For instance, the company signed an agreement with Dutch energy supplier Eneco, Rotterdam, which currently generates more that 1GW/y of sustainable energy from a variety of sources including onshore and offshore wind farms, a biomass plant and numerous solar farms in several European countries. For Royal DSM, the deal ensures that 100% of the electricity it purchases in The Netherlands now comes from renewable sources.
Meanwhile, at the end of 2017, Royal DSM signed its first PPA in the U.S. — with NextEra Energy Resources, Minco, Okla., for 128,000 MWh/y from the Minco IV wind energy center. That project, which was fully commissioned earlier this year, now accounts for about 40% of Royal DSM’s electricity use in the U.S.
“Our focus is not directly on specific carbon reduction numbers, rather on purchasing increasing volumes of renewable electricity with carbon reduction as a result. We also favor additionality, meaning that we conclude contracts to be supplied from new assets for renewable electricity that have yet to be built,” says van der Linde.

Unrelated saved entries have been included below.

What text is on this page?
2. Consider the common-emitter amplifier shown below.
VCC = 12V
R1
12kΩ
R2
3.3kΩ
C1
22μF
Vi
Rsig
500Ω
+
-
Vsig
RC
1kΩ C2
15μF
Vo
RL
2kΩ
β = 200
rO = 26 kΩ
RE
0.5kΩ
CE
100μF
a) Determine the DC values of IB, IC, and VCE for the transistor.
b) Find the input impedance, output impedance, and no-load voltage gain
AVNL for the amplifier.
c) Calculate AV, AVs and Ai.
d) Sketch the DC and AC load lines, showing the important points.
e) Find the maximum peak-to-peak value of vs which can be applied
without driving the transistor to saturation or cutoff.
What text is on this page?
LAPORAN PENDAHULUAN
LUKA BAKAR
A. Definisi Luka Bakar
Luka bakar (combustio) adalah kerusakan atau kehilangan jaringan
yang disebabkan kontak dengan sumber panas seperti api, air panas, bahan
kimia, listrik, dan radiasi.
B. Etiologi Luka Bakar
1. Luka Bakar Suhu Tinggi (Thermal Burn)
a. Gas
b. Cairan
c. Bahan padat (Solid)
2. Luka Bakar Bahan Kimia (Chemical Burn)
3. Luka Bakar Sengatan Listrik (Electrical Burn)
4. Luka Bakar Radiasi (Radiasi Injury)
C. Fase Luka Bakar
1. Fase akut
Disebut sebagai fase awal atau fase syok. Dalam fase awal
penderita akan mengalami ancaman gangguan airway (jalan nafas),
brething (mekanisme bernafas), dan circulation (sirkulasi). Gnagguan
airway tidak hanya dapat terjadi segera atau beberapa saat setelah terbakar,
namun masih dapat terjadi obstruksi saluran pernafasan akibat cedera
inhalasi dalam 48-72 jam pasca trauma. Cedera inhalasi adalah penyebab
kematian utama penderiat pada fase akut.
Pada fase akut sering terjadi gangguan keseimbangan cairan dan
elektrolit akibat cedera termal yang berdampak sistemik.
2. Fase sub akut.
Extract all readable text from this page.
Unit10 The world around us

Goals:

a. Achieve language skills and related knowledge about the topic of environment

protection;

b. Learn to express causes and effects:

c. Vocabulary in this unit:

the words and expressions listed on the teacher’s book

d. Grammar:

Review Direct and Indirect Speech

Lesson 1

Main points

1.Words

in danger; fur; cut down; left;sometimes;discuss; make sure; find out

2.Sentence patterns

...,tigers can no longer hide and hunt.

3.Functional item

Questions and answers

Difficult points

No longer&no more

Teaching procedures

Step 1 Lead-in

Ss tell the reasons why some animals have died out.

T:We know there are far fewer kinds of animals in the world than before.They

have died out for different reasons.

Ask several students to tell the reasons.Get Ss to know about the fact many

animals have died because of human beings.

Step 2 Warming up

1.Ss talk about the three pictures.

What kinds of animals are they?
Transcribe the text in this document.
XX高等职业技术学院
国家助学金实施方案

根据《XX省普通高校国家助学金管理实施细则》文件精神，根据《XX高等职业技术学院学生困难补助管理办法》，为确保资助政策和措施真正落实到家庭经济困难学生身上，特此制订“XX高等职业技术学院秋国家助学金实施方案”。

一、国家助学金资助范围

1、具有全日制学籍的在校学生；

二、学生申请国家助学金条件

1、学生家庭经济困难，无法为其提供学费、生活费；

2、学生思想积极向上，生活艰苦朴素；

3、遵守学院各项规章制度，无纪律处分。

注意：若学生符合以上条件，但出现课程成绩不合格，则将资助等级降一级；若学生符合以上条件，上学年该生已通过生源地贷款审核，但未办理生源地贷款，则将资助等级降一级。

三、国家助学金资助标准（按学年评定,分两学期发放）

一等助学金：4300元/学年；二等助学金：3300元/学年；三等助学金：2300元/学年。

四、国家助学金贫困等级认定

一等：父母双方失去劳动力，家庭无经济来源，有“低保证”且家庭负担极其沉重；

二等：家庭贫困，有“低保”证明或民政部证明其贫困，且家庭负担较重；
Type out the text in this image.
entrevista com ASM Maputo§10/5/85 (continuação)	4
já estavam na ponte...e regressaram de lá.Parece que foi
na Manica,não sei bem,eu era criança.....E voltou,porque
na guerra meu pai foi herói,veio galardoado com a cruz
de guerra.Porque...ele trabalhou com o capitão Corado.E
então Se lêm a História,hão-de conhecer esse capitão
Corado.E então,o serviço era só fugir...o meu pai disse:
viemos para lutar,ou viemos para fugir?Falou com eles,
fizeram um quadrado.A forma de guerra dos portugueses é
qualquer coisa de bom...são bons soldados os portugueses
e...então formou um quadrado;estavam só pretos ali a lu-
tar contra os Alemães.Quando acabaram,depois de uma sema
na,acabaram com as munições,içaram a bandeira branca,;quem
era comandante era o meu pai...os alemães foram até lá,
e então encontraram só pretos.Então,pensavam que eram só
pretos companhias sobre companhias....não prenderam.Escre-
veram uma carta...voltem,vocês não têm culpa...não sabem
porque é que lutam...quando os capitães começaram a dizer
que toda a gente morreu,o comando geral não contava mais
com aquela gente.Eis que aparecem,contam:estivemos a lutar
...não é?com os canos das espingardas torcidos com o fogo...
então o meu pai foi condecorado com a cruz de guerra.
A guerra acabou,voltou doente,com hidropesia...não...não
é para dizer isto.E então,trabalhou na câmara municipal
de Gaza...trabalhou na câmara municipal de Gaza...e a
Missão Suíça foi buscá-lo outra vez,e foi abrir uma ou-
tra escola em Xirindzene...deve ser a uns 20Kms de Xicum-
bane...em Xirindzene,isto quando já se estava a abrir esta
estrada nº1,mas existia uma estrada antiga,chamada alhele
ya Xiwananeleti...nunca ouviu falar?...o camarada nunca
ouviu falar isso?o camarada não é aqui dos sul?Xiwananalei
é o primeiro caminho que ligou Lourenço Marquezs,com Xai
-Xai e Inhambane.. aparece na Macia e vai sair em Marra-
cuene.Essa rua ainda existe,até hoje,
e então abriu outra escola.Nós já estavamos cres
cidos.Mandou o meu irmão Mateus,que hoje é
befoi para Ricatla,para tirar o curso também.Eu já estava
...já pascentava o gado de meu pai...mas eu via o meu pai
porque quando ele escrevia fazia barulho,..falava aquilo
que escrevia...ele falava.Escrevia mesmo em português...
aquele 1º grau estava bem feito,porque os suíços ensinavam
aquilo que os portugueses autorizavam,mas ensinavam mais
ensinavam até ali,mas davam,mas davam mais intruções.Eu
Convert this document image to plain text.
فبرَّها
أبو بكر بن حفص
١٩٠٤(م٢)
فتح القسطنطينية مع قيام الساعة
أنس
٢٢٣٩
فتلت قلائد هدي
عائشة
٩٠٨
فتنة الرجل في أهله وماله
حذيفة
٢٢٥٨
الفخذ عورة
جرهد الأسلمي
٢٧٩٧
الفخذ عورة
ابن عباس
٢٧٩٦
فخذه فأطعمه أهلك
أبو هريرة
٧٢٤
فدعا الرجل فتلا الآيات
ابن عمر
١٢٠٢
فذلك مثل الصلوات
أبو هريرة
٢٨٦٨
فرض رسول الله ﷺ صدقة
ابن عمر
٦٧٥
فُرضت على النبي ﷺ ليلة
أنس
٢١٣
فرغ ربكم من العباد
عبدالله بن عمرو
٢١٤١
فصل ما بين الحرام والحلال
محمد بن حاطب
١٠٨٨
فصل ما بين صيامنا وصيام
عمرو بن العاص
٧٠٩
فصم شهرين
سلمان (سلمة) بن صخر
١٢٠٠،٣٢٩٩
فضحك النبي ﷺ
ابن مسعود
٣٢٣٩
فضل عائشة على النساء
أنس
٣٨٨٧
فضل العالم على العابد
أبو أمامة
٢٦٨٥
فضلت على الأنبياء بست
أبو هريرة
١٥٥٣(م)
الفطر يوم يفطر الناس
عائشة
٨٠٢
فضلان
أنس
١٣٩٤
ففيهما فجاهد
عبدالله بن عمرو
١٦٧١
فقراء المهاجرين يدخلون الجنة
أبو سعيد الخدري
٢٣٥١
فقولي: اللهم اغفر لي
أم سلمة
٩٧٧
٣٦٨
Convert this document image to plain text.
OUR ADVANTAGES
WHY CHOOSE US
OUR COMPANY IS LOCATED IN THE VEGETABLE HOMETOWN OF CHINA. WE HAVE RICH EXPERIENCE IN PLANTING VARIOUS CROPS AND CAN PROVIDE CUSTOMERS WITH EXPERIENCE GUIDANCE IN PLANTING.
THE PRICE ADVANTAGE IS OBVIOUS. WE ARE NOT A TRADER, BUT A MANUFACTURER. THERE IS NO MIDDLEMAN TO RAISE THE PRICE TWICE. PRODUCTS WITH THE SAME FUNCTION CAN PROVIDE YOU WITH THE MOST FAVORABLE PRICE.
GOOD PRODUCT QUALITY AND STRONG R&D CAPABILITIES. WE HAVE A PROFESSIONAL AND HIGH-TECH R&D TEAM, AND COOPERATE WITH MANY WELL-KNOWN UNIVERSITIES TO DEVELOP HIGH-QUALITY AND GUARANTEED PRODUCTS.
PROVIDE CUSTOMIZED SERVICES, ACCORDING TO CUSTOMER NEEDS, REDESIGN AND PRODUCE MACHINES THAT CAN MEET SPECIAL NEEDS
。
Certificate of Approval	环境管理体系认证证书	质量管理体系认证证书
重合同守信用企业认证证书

That’s an important point because the company is actively expanding its business in the U.S. and so needs new supplies of renewable electricity to be available to meet its targets.
Both Nouryon and Royal DSM are members of RE100 (www.there100.org), an initiative bringing together companies around the world committed to using 100% renewable power. That group now includes 169 companies after 3M, Maplewood, Minn., joined in February.
3M has committed to source 100% renewable electricity for its global operations by 2050, with an interim goal of 50% by 2025. In making the announcement about joining Re100, 3M noted that its worldwide headquarters campus in Minnesota would now fully rely on renewable power — bringing its current global level of renewable energy sourcing to 30%. The campus will get power from Xcel Energy wind farms located near Pipestone, Minn.
Storing Renewable Electricity
A challenge for all generators and users of renewable electricity is how to store any surplus.
One way is to use chemical energy carriers and, in March, the German Research Foundation (DFG), Berlin, launched a priority research program “catalysts and reactors under dynamic conditions for energy storage and conversion” (DynaKat) to investigate them. The DFG already has committed to investing €8.5 million ($9.6 million) in the first three years of the expected six-year program.
The 12 research consortia involved will investigate how chemicals can store excess electricity from wind and photovoltaic facilities in such a way to either make electric power available again or use the chemicals themselves as sustainable feedstocks for the production of fuels or platform molecules for the chemical industry.
Catalysts, electrochemical cells and reactors are needed for the conversion of carbon dioxide or hydrogen into energy-storage molecules such as methane, hydrocarbons, or alcohols. “However, the influence of dynamic external conditions on catalytic reaction systems, for example caused by fluctuating wind and solar power, has hardly been studied so far. But we know that the structure of solid catalysts and, hence, their catalytic activity can vary considerably under changing reaction conditions,” says professor Jan-Dierk Grunwaldt of the Karlruhe Institute of Technology (KIT).
The plan is to study every aspect of the processes involved, from the atomic level of the catalyst to the spatial distribution of feed concentrations and temperature variations on the reactor level.